Conservatives are howling about a new Homeland Security report that details newly elevated concerns about right-wing terrorists operating within the US.

They’re convinced that the Obama administration is unfairly targeting conservatives (and Republicans) who have legitimate concerns about the Democrat’s policies.

But arch-conservative Glenn Beck has acknowledged on Fox News that tensions are so inflamed among people and groups on the Right that he worries about an attack.

When I first saw this [the shootings in Binghamton, NY] and I saw that there was a shooter at a place where immigrants met, I can’t lie to you. I immediately said, oh, dear God, don’t let it be somebody who’s like, Oh, these illegals, they’re…

I fear what will happen. We have a giant fuse just burning in this country and we have to do everything we can, not to deny that reality, or deny what’s caused that fuse to be lit…but actually talk about the bomb on the other end and actually cut the fuse, not ignore the fuse.
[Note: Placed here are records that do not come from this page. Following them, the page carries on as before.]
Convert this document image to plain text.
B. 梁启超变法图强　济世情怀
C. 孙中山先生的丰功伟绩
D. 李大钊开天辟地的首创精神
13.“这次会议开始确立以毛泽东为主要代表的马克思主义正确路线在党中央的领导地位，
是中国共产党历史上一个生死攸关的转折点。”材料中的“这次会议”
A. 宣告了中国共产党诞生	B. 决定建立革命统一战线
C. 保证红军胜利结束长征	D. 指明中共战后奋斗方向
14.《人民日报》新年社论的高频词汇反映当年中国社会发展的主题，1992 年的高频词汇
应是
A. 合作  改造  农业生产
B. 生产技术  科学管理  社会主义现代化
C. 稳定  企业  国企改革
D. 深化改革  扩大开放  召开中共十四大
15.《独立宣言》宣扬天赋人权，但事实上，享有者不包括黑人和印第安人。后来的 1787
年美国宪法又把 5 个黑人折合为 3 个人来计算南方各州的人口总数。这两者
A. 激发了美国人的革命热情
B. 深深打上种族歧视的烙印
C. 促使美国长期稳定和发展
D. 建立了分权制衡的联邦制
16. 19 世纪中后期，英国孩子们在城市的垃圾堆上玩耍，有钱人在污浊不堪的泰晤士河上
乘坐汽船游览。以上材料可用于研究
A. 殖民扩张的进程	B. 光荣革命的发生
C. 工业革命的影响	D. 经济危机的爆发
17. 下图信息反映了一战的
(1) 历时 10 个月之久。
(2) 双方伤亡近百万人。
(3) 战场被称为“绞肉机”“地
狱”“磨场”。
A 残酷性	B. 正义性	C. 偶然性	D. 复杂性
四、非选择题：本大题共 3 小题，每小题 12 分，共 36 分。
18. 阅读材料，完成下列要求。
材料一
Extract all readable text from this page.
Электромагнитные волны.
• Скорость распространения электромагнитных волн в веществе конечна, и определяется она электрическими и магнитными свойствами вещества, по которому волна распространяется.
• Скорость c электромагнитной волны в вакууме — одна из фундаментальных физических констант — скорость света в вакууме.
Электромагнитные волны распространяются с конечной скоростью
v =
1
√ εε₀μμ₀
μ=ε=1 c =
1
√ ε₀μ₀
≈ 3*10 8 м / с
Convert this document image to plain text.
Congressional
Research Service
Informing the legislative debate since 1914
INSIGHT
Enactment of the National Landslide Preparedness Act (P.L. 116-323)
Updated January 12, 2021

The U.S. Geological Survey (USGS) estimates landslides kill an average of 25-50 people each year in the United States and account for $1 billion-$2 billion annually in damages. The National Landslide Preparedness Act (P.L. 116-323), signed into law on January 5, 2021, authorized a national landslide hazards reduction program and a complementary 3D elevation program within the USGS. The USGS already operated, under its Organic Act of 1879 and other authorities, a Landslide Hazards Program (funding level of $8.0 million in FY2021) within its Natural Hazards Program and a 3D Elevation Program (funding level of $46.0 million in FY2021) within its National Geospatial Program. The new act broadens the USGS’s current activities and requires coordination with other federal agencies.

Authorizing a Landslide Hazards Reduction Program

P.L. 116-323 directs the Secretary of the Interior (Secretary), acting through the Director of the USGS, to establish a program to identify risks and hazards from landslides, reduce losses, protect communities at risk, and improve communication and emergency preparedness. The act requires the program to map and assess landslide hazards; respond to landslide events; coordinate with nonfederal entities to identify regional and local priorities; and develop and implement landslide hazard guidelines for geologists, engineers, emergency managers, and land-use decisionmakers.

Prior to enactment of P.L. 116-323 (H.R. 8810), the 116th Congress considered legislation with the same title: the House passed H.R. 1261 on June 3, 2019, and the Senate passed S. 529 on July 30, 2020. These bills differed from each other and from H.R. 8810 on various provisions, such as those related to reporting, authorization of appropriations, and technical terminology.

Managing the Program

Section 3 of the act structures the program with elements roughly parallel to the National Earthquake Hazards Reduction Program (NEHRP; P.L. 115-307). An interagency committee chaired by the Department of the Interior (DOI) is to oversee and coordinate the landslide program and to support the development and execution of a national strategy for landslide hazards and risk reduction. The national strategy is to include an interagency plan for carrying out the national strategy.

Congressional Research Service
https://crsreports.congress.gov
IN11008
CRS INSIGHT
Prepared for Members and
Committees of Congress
Yikes. The truth is that a lot of rhetoric on the Right has been troubling since President Obama was elected.

Mainstream pundits on Fox and other national networks have portrayed the Democrat as a Stalin or a Hitler or an Anti-Christ.

I’m a pretty moderate guy. But if you convince me that our country is being led by Josef Stalin or Adolph Hitler (or the Beast!) then armed insurrection would become a moral duty.

Now, historically — with some notable exceptions — conservative activist movements have been extraordinarily peaceful and non-violent.

I can’t say this clearly enough: Despite the sometimes jarring rhetoric, conservatives have focused on winning victories at the ballot box and in the courts.

But we now have a Republican governor in Texas talking openly of secession.

We have GOP leaders arguing (with very few facts) that they’re losing elections because of ACORN-style fraud and corruption — not because voters have rejected their policies.

We have pundits like Beck insisting that Americans have been “disenfranchised” — even though we held a peaceful transition of power, via the ballot box, only a few months ago.

This doesn’t bode well for the country or the GOP.

When Democrats lost control of their “lefty loony fringe” in the 1960s and 1970s, it led to a long period in the wilderness.

If conservatives tolerate the rise of their version of the Weathermen or the Black Panthers, their marginalization will surely be profound.

A lot of conservatives understand this.

“Republican leaders should have put a hundred miles between themselves and [Fox News pundit] Glenn Beck, the first day he began dwelling lovingly on the possibility of right-wing armed violence in the United States,” wrote David Frum, a former assistant to President George W. Bush.

Indeed. The question then is simple: Why haven’t they?